Adulte, j’ai constaté un lien étrange entre mon enfance et celle de Proust. Il venait de mon père et de son activité professionnelle. Une chose très concrète, en plusieurs exemplaires, dans plusieurs caisses, entreposées dans le garage de la maison qui se trouvait en dessous de ma chambre. Tous les soirs de mon enfance, je me suis endormi sur ce trésor. Inutile à tous les habitants de la maison, il aurait transformé à jamais l’existence proustienne et aurait peut-être fait disparaître de la littérature française son œuvre la plus pesante, celle qui lui donne un centre de gravité dynamique. Mon père était délégué médical, le garage était plein d’inhalateurs contre l’asthme. Je me suis amusé une ou deux fois à faire coulisser ces objets ronds et à pousser le levier en mettant mes lèvres contre l’embout buccal. Leur forme et leurs deux couleurs les rendaient très attrayants pour les enfants. Un jour, j’ai fait le parallèle entre l’enfance de Proust et la mienne et je me suis demandé si l’univers n’avait pas contracté une dette envers l’auteur de La Recherche, une dette qu’il a mis du temps à rembourser car le temps de l’univers est plus lent que le nôtre. Il lui fallait trouver quelqu’un pour honorer une dette, un légataire universel. On peut aussi interpréter cette situation d’autres manières, moins poétiques ou davantage poétiques. Quoi qu’il en soit, j’ai dormi toute mon enfance sur un trésor proustien sans aucune valeur littéraire.
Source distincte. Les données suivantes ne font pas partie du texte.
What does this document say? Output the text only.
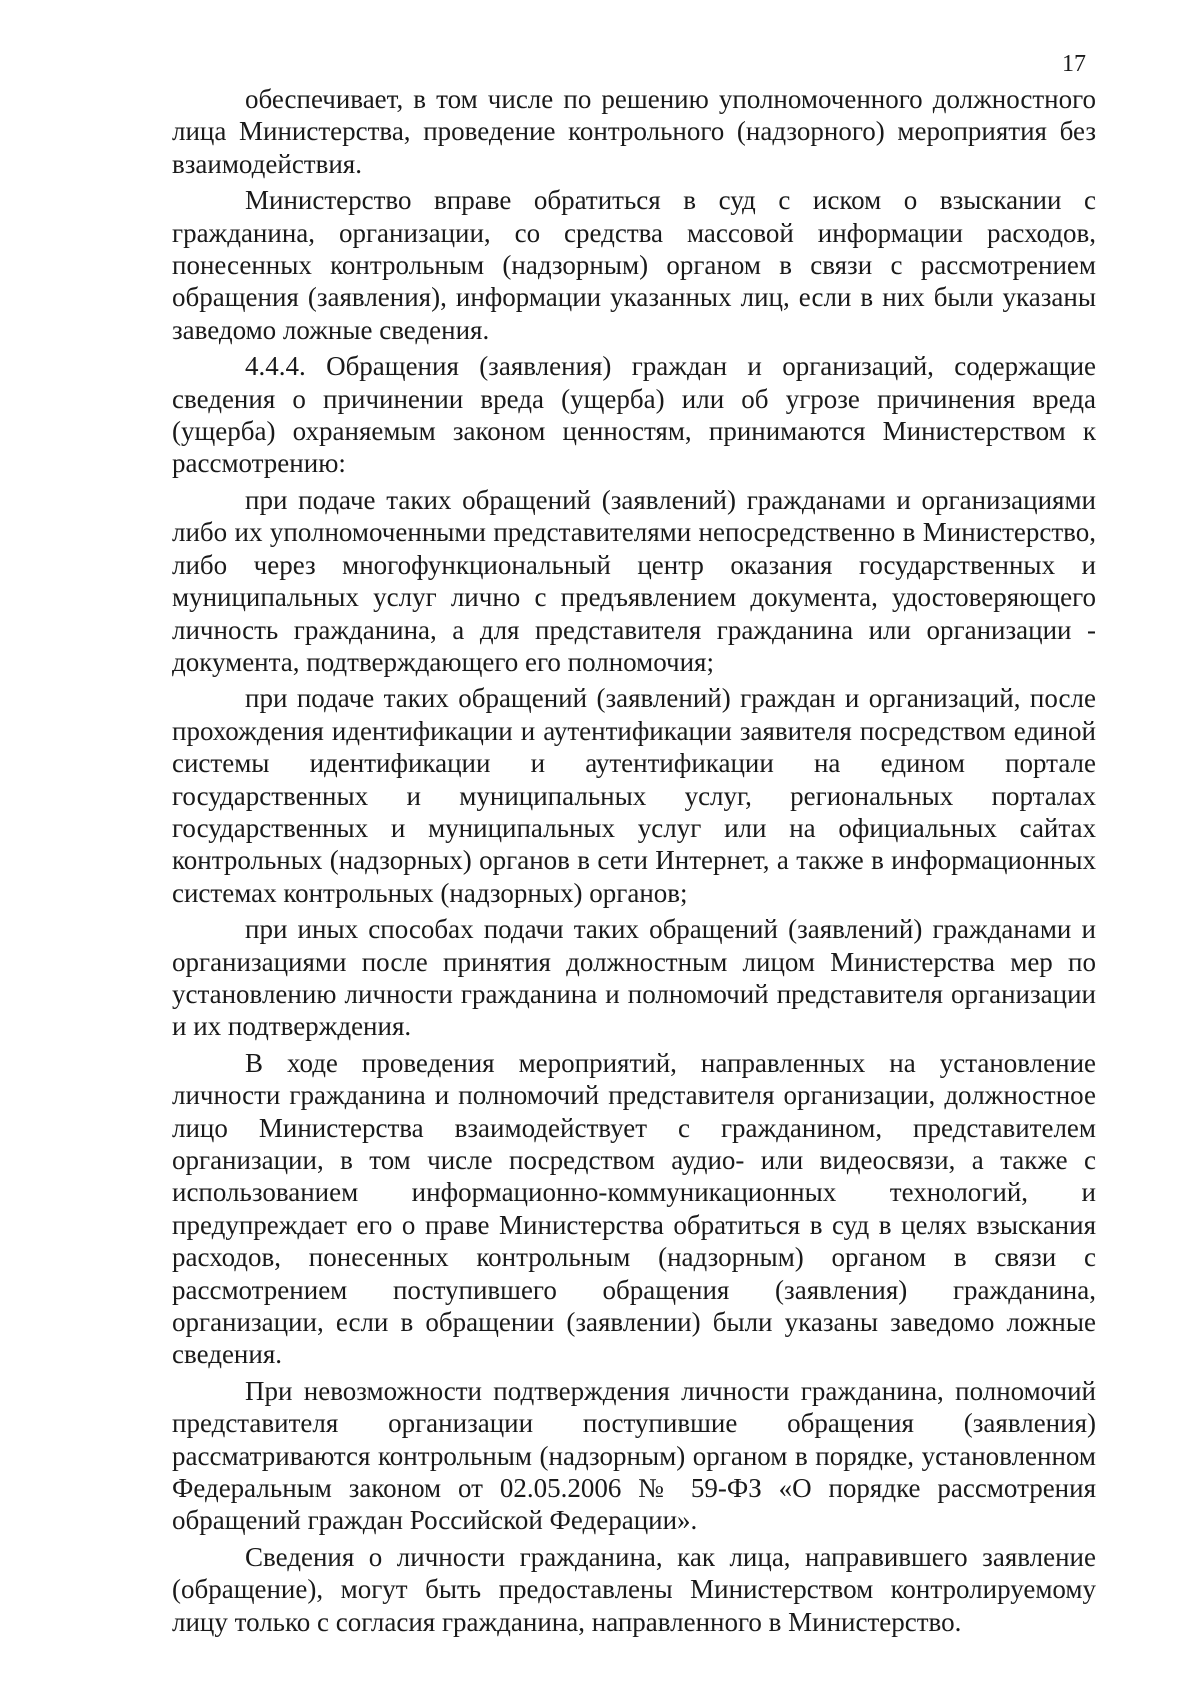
17

обеспечивает, в том числе по решению уполномоченного должностного лица Министерства, проведение контрольного (надзорного) мероприятия без взаимодействия.

Министерство вправе обратиться в суд с иском о взыскании с гражданина, организации, со средства массовой информации расходов, понесенных контрольным (надзорным) органом в связи с рассмотрением обращения (заявления), информации указанных лиц, если в них были указаны заведомо ложные сведения.

4.4.4. Обращения (заявления) граждан и организаций, содержащие сведения о причинении вреда (ущерба) или об угрозе причинения вреда (ущерба) охраняемым законом ценностям, принимаются Министерством к рассмотрению:

при подаче таких обращений (заявлений) гражданами и организациями либо их уполномоченными представителями непосредственно в Министерство, либо через многофункциональный центр оказания государственных и муниципальных услуг лично с предъявлением документа, удостоверяющего личность гражданина, а для представителя гражданина или организации - документа, подтверждающего его полномочия;

при подаче таких обращений (заявлений) граждан и организаций, после прохождения идентификации и аутентификации заявителя посредством единой системы идентификации и аутентификации на едином портале государственных и муниципальных услуг, региональных порталах государственных и муниципальных услуг или на официальных сайтах контрольных (надзорных) органов в сети Интернет, а также в информационных системах контрольных (надзорных) органов;

при иных способах подачи таких обращений (заявлений) гражданами и организациями после принятия должностным лицом Министерства мер по установлению личности гражданина и полномочий представителя организации и их подтверждения.

В ходе проведения мероприятий, направленных на установление личности гражданина и полномочий представителя организации, должностное лицо Министерства взаимодействует с гражданином, представителем организации, в том числе посредством аудио- или видеосвязи, а также с использованием информационно-коммуникационных технологий, и предупреждает его о праве Министерства обратиться в суд в целях взыскания расходов, понесенных контрольным (надзорным) органом в связи с рассмотрением поступившего обращения (заявления) гражданина, организации, если в обращении (заявлении) были указаны заведомо ложные сведения.

При невозможности подтверждения личности гражданина, полномочий представителя организации поступившие обращения (заявления) рассматриваются контрольным (надзорным) органом в порядке, установленном Федеральным законом от 02.05.2006 № 59-ФЗ «О порядке рассмотрения обращений граждан Российской Федерации».

Сведения о личности гражданина, как лица, направившего заявление (обращение), могут быть предоставлены Министерством контролируемому лицу только с согласия гражданина, направленного в Министерство.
Pour le reste, tout est encore à écrire.

Maxime Lamiroy

(1) La plus longue phrase de Proust, citée dans cet article, se trouve dans la plus petite section de son œuvre. À la différence du Corydon où André Gide tente de légitimer l’homosexualité, le narrateur hétérosexuel réfléchit à la situation que vivent les homosexuels de l’époque, au paradoxe auquel ils sont confrontés (ne pas montrer leur homosexualité à la société et montrer leur attirance aux autres homosexuels, ce qui engendre des cas encore plus contradictoires où ils doivent montrer l’homosexualité d’un autre pour cacher la leur). Proust ne peut cependant s’empêcher de faire appréhender à son narrateur la position des homosexuels comme celle d’une malédiction, d’une disgrâce. Cela provoque l’adoption d’un ton épique qui englobe l’ensemble du propos dans un seul souffle, un seul chant tragique et crée la plus longue phrase de l’œuvre.